Baby Boomers(1946 to 1964); Generation Jones (1955 to 1965); Generation X (1965 to 1980); Xennials (1977 to 1983); Millennials (1981 to 1996); Generation Z (1997 and after); Generation Alpha (2010 and after).
We know all these various appellations used to describe successive generations from time to time. As a generalisation they work but of course they do not reflect the scale of difference within each generation.
I must declare at once that I am classed as a “Baby Boomer”. We grew up under the shadow of World War II. The six years of the war were still forefront in my parents’ minds and the stories were abundant. Quite regularly when looking through photo albums and asking where were the relatives we had never met, the answer was often “the didn’t come back from in the war.” There was no rushing to the western front to see them – just a telegram delivered by the local postman.
The mood of the Baby Boomers over the years has been one of sorrow for the deceased tempered with thankfulness for being alive. And younger generations might not even know that bacon, butter, sugar, meat, and petrol were rationed from the end of the war up to 1954. There were no mad panics about buying toilet paper nor storming of the grocery shop as happened recently in New Zealand. You had your coupon book and that was what you could have.
It is the pattern of human behaviour in an epidemic that contrasts so dramatically with the patterns of behaviour in a conflagration that astound me. Are Baby Boomers fundamentally wired in a different way to Millennials? They must be otherwise how can the contrast in reaction and behaviour of the two groups be so different. And just what are those differences?
The demands of those who wish to avoid quarantine, the strident demands from non-essential retail shops, the exuberant lining up for salary and expense top-ups for Decile 10 schools, the events in Victoria, Australia – all paint a picture of a generation or two that have a highly elevated sense of entitlement.
Contrast, on the one hand, the treatment handed out to farmers throughout New Zealand over the years in times of drought and floods and cyclones and stock disease outbreaks. There seemed to be a view in governments (on both sides) that those events were normal risks of doing business that you had to simply manage. On the other hand, the treatment of coffee shops, bars and pretty well all business seemed to be uncritically in favour of instant recompense for risk.

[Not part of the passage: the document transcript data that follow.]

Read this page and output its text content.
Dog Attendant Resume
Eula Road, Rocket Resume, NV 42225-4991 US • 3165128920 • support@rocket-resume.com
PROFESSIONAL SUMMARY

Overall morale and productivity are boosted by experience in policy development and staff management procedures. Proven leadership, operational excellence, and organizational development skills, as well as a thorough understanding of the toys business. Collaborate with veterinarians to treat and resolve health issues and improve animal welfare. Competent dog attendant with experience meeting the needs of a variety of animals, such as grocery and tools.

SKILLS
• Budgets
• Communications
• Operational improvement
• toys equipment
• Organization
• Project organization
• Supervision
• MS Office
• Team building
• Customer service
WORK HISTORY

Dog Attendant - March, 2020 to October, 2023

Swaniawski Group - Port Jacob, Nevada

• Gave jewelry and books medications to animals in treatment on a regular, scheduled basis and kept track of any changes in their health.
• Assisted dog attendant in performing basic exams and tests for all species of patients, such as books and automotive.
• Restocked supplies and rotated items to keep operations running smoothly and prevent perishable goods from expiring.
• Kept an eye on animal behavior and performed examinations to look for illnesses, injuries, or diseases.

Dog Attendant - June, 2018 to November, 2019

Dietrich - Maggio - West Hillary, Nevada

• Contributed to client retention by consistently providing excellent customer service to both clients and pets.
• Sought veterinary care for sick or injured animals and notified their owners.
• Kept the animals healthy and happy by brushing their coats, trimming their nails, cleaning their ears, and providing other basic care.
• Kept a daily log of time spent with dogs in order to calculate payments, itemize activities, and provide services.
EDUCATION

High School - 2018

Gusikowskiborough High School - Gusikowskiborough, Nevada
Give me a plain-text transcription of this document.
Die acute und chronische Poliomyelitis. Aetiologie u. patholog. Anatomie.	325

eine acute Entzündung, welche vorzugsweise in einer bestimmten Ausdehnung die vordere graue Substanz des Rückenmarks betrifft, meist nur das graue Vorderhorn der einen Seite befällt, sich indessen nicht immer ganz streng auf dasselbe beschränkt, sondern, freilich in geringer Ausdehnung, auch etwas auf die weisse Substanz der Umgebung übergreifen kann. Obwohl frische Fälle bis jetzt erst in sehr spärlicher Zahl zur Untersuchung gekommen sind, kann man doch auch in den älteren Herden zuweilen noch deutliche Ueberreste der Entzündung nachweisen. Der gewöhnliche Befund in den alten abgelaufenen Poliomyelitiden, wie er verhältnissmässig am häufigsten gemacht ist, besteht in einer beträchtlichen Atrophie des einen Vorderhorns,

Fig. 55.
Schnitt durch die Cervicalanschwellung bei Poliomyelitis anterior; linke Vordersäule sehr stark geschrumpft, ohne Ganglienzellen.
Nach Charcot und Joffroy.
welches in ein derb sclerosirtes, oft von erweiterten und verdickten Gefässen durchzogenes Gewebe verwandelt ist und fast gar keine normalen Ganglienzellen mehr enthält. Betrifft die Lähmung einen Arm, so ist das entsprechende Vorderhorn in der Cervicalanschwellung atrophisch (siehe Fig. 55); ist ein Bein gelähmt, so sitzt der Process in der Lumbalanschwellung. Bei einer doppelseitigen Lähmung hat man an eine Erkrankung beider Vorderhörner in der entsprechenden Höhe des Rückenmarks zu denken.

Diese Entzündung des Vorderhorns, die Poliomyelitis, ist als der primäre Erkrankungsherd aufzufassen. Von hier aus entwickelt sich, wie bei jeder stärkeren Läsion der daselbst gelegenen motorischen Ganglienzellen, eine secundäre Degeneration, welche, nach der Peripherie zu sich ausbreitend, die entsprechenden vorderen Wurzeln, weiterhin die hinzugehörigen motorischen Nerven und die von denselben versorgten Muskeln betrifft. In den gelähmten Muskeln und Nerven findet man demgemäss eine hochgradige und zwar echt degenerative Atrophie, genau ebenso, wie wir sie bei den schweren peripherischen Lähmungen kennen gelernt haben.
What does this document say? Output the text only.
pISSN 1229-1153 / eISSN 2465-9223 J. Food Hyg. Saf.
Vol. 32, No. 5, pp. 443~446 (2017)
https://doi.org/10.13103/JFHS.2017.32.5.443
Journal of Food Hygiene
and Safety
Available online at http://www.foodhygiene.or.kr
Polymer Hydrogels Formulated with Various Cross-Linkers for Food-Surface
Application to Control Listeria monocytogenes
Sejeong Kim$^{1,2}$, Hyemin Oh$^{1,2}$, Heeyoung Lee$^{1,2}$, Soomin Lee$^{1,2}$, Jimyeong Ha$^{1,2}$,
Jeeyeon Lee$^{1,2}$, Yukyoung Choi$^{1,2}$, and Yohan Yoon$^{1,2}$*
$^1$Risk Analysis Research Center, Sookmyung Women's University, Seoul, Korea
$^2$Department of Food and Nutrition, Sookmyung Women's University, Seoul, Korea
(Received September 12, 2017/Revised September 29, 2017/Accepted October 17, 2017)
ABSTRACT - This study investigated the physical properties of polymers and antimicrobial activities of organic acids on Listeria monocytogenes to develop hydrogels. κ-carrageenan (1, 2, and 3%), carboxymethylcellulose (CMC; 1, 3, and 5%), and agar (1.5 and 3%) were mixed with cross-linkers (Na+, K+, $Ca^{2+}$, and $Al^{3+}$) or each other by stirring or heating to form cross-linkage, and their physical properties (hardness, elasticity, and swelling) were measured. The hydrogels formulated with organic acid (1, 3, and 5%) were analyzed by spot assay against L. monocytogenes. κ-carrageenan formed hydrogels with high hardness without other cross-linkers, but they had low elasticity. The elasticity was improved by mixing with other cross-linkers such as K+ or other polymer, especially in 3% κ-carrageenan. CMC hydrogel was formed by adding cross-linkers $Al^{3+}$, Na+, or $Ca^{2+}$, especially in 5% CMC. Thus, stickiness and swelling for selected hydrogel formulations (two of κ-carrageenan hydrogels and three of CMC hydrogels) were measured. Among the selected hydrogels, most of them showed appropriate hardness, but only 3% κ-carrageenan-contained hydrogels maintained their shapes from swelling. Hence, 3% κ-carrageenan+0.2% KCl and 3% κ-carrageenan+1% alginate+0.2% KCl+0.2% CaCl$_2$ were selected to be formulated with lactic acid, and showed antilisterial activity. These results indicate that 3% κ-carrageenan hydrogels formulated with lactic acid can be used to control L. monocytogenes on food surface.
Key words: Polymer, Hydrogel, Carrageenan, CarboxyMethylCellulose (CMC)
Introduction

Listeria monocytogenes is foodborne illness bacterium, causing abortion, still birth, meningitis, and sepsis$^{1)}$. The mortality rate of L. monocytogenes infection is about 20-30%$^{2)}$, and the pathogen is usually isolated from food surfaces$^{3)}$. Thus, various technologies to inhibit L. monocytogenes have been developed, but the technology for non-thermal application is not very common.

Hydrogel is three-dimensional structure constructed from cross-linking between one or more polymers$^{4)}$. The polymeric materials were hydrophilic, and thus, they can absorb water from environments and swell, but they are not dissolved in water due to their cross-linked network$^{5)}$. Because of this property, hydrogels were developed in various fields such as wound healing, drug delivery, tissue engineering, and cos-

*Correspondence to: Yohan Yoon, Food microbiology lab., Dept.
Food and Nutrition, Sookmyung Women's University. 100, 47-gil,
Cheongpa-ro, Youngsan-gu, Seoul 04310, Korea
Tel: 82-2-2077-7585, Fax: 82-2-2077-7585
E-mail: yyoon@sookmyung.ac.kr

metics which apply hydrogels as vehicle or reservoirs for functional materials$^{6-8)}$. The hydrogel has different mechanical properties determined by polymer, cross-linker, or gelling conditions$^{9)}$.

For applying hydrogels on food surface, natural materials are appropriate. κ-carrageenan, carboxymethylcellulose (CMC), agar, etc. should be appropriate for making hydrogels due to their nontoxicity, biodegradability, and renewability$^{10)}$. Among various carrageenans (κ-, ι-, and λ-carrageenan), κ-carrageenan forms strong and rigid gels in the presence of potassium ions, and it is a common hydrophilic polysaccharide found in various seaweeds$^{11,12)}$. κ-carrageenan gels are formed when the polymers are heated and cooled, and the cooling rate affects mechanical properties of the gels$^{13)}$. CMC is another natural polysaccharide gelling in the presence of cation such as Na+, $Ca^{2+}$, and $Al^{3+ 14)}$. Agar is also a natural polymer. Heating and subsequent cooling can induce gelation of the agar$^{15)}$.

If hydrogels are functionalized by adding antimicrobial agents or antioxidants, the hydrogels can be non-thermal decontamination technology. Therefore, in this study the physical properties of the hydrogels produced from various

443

The point of raising these concerns is to ask how much the education system has contributed to the traits of the community. Education earned some praise for getting materials and devices out to students, developing TV initiative which was novel and, in the tertiary sector, development of a huge online capability was impressive. But I note that students at the universities in Auckland and Wellington are complaining about the in-line tuition. Once again entitlement trumps gratitude. They claim they are being shortchanged, that they want face-to-face tuition. I only hope that these cries are coming only from a small minority who capture the attention of a rapacious media thirsty for doom and despair. Their complaints don’t wash when they immediately flee into Facebook for their social life.
It is at this point that the argument fails – generalisations based on the all-too-easy names for generations inadequately characterise groups born in various decades. It is more the truth there are only good people and some others.